Trump also announced that the Department of Health and Human Services will take over programs for children with special needs, another function previously handled by the Department of Education.

Both of those moves are certain to face legal challenges.

“I think that will work out very well, and those two elements will be taken out of the Department of Education,” he said. “I guarantee that in a few years from now — I hope I’m going to be around to see it — but I think we’re going to see a lot of it. I think that you’re going to have tremendous results.”

Conservatives have pledged to dismantle the Education Department for decades, a vision Trump appears to be pursuing in his second term.
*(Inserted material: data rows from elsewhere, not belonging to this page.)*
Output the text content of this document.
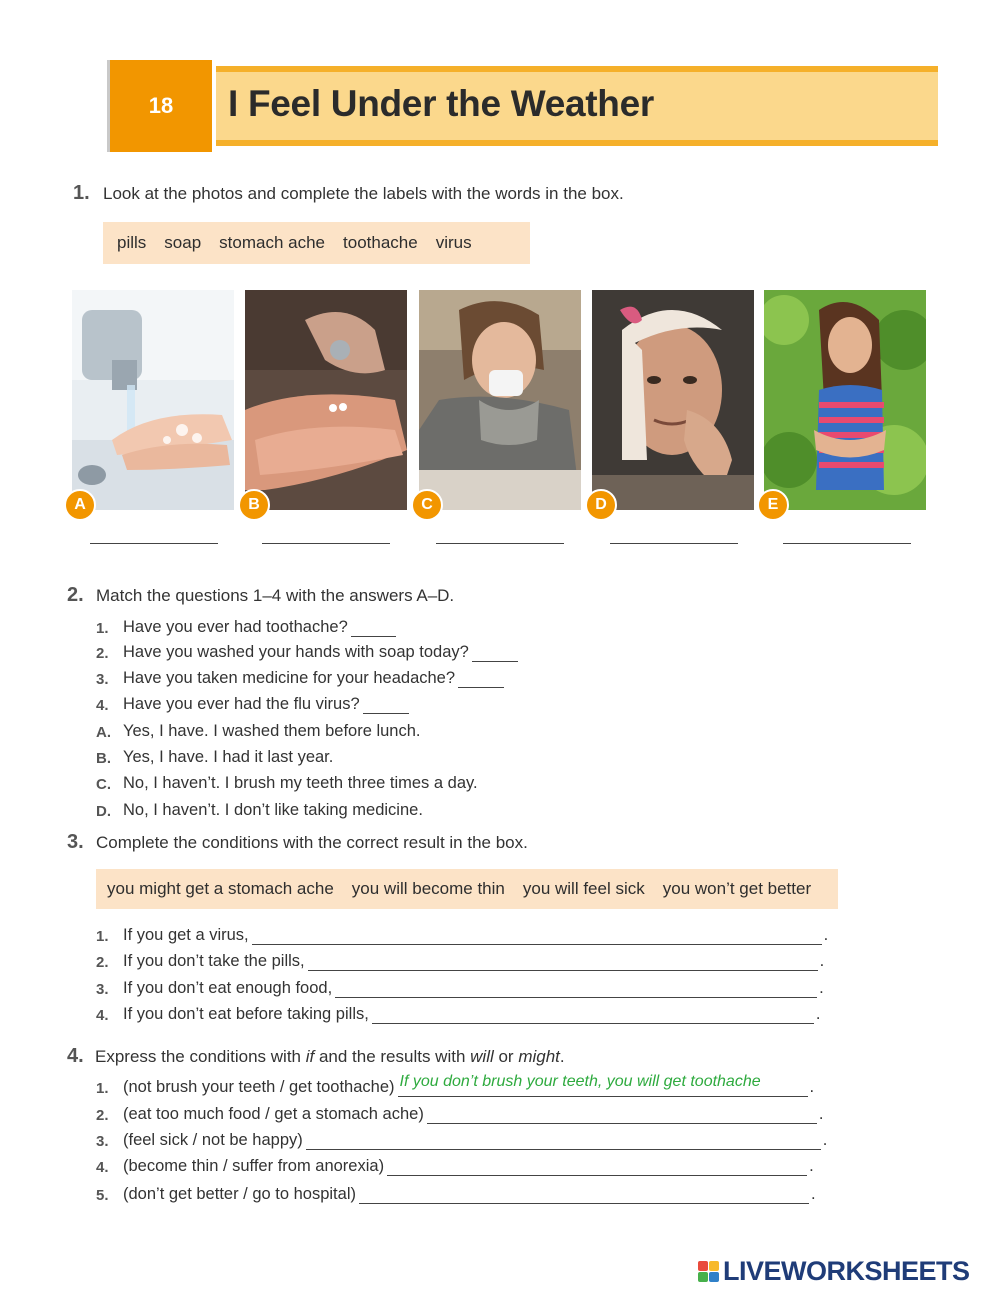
18	I Feel Under the Weather
1. Look at the photos and complete the labels with the words in the box.
pills soap stomach ache toothache virus
A	B	C	D	E
2. Match the questions 1–4 with the answers A–D.
1. Have you ever had toothache?
2. Have you washed your hands with soap today?
3. Have you taken medicine for your headache?
4. Have you ever had the flu virus?
A. Yes, I have. I washed them before lunch.
B. Yes, I have. I had it last year.
C. No, I haven’t. I brush my teeth three times a day.
D. No, I haven’t. I don’t like taking medicine.
3. Complete the conditions with the correct result in the box.
you might get a stomach ache you will become thin you will feel sick you won’t get better
1. If you get a virus,	.
2. If you don’t take the pills,	.
3. If you don’t eat enough food,	.
4. If you don’t eat before taking pills,	.
4. Express the conditions with if and the results with will or might.
1. (not brush your teeth / get toothache) If you don’t brush your teeth, you will get toothache	.
2. (eat too much food / get a stomach ache)	.
3. (feel sick / not be happy)	.
4. (become thin / suffer from anorexia)	.
5. (don’t get better / go to hospital)	.
LIVEWORKSHEETS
Most Republicans are celebrating the news, saying the department’s functions can be handled by other agencies, but Democrats and teachers unions have decried the moves as damaging to schoolchildren.

Earlier on Friday, American Federation of Teachers President Randi Weingarten claimed Trump was eliminating the department to fund tax cuts for the rich.

“What does it mean if Title One [funding] goes to pay for tax cuts for Elon Musk?” Weingarten said on a Zoom call.

Weingarten said the moves could “take away a reading specialist” or an after-school program “to give Elon Musk a tax cut.”

Trump’s education executive order faces congressional and legal hurdles

However, advocates of eliminating the department say that’s a mischaracterization and that slashing jobs in Washington would leave more money available for student services rather than less.

“This will empower the states and make sure that students receive maximum benefits from the available funds,” said Erika Donalds, a conservative education activist and wife of Rep. Byron Donalds (R-FL).